In early June, an Islip resident who died in 1980 was honored with a memorial plaque at the Francis S. Gabreski Air National Guard Base in Westhampton Beach. Larry Arnott, a member of the 106th Rescue Wing Unit of the New York Air National Guard, died during a training mission in Nevada when he was 30 years old.
Former members of the group, which performs combat rescue, banded together to raise about $7,500 for a monument for Arnott. There are already monuments on the base for Rick Smith, who perished during the 1991 Halloween nor’easter known as the “Perfect Storm,” as well as a monument in upstate New York to honor seven men who died while returning from a training mission.
“But we never took care of Larry, and Larry had passed away,” said Tim Malloy, a former member of the group and friend of Arnott’s. “He was contributing just as much as everybody else.”
Malloy was in Nevada when Arnott died and described how difficult it was to lose him, especially because the group was so close and at the time there were approximately only 300 PJs, or pararescue men, in the field.
Both Malloy and former member Jay Jinks told a story about Arnott that truly captured his personality.
“Larry was a big runner,” Jinks said. “He used to love to go out for long runs. It wouldn’t be surprising sometimes to get a phone call [from him], ‘Come pick me up, I’m out towards Montauk.’ That was Larry.”
Malloy said it wasn’t until many of the PJs who knew Arnott had retired that they began to think about honoring those who had made the ultimate sacrifice.

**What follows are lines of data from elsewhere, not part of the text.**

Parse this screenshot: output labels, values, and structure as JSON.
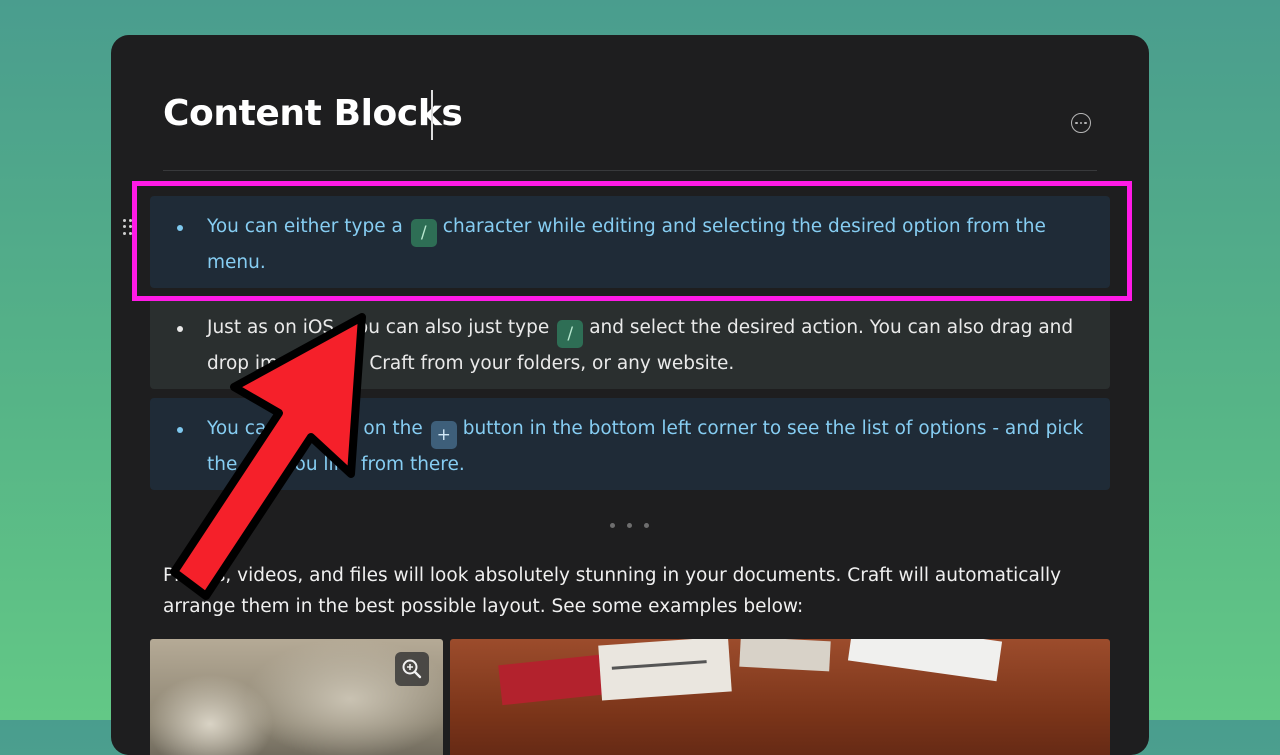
{
  "document": {
    "title": "Content Blocks"
  },
  "blocks": [
    {
      "before": "You can either type a",
      "chip": "/",
      "after": "character while editing and selecting the desired option from the menu."
    },
    {
      "before": "Just as on iOS, you can also just type",
      "chip": "/",
      "after": "and select the desired action. You can also drag and drop images into Craft from your folders, or any website."
    },
    {
      "before": "You can also tap on the",
      "chip": "+",
      "after": "button in the bottom left corner to see the list of options - and pick the one you like from there."
    }
  ],
  "paragraph": "Photos, videos, and files will look absolutely stunning in your documents. Craft will automatically arrange them in the best possible layout. See some examples below:",
  "icons": {
    "more": "more-options-icon",
    "drag": "drag-handle-icon",
    "zoom": "zoom-in-icon",
    "separator": "ellipsis-separator-icon"
  },
  "colors": {
    "highlight_outline": "#ff1ae6",
    "arrow_fill": "#f5202a",
    "window_bg": "#1e1e1f"
  }
}
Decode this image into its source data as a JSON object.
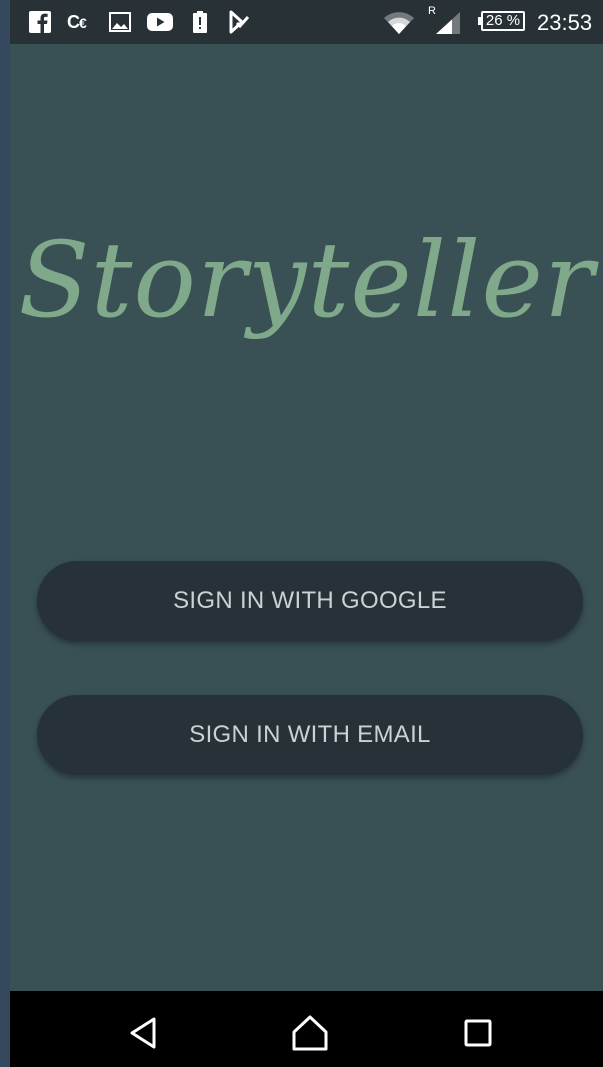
{
  "status_bar": {
    "notification_icons": [
      "facebook-icon",
      "cc-icon",
      "image-icon",
      "youtube-icon",
      "alert-icon",
      "task-icon"
    ],
    "roaming_label": "R",
    "battery_label": "26 %",
    "time": "23:53"
  },
  "app": {
    "title": "Storyteller",
    "title_color": "#7fa98a",
    "background_color": "#395154"
  },
  "buttons": {
    "google_label": "SIGN IN WITH GOOGLE",
    "email_label": "SIGN IN WITH EMAIL",
    "button_color": "#263238"
  },
  "nav_bar": {
    "icons": [
      "back-icon",
      "home-icon",
      "recents-icon"
    ]
  }
}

“We were so busy working and traveling and going overseas, that taking care of those that came before us wasn’t a priority,” Malloy said. “After I retired, Jay Jinks was a big pusher for remembering those that came before us.”
Even now, Jinks and Malloy said the former PJs are very close. Every two years, they have a big meetup in different locations. The two even do CrossFit together.
Every year Malloy goes out to Calverton, where Arnott is buried, to honor him and tell stories.
“Larry was a great guy and did a lot,” Jinks said. “[He] was always there. Was a great team player, and you’re always part of the team.”
“He was a patriot,” Malloy said. “He loved this country.”